Several stories have appeared recently about the Pew Research Center's study on declining marriage rates in America (see here and here for examples). Based on analysis of U.S. Census data, the study finds that barely half of all adults in the U.S. are currently married—a record low. While the report does not discuss the causes behind the trend (a long-term one that has also been seen in other industrialized countries), some have asked what role the Great Recession may play in couples' decisions to delay their wedding days.
As part of its special initiative on the Great Recession, the Russell Sage Foundation published a study entitled "The Great Recession's Influence on Fertility, Marriage, Divorce and Cohabitation." Here's the key paragraph on marriage:
Figure 8.6 (below) shows the marriage rate since 1998. Since the start of the Great recession, the marriage rate has declined, but that rate was already declining prior to the recession. Contrary to some accounts in the media, there seems to be no major inflexion of the trend in the Great Recession "window" (shaded area in the figure)...We find little evidence of major recession effects on marriage. Further analysis with future data will be able to answer this question with greater precision.
The chapter also includes excellent data on the effects of unemployment and fertility. Do couples postpone births because of a stagnant economy?

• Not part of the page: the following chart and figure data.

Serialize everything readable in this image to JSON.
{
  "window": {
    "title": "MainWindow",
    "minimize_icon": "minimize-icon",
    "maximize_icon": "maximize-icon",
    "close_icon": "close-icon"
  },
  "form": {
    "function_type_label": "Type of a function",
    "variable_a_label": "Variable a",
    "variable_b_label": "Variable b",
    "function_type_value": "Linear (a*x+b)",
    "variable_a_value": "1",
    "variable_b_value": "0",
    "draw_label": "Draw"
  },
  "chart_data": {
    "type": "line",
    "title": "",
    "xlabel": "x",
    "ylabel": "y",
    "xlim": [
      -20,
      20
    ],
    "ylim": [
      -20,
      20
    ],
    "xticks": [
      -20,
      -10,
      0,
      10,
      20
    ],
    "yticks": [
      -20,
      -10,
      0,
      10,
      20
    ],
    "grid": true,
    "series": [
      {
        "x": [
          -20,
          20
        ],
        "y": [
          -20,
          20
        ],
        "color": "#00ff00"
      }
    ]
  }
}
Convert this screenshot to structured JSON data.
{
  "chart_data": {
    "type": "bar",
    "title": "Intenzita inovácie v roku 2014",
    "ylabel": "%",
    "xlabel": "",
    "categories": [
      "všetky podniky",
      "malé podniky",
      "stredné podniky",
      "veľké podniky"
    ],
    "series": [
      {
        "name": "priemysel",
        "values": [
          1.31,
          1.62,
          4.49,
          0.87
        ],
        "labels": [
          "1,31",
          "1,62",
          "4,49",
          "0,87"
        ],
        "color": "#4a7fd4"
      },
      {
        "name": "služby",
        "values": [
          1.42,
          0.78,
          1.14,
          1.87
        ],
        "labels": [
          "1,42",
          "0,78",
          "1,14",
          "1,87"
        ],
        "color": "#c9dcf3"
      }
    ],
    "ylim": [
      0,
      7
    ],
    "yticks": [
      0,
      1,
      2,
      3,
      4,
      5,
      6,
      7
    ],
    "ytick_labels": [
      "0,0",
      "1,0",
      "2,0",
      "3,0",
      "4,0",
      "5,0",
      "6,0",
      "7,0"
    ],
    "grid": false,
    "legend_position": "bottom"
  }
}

Figure 8.2 (below) provides the first piece of evidence—a focus on monthly levels of the General Fertility Rate compared to the unemployment rate nine months earlier. Changes in these indicators show a clear inverse association; increases in unemployment (a near doubling from roughly 4.5 to 9 percent) are associated with fertility declines of approximately 5 percent (GFR declines from apprxoimately 69 to 65 births per 1000 women aged 15 to 49). The upturn in unemployment is matched closely by a fertility downturn roughly nine months later.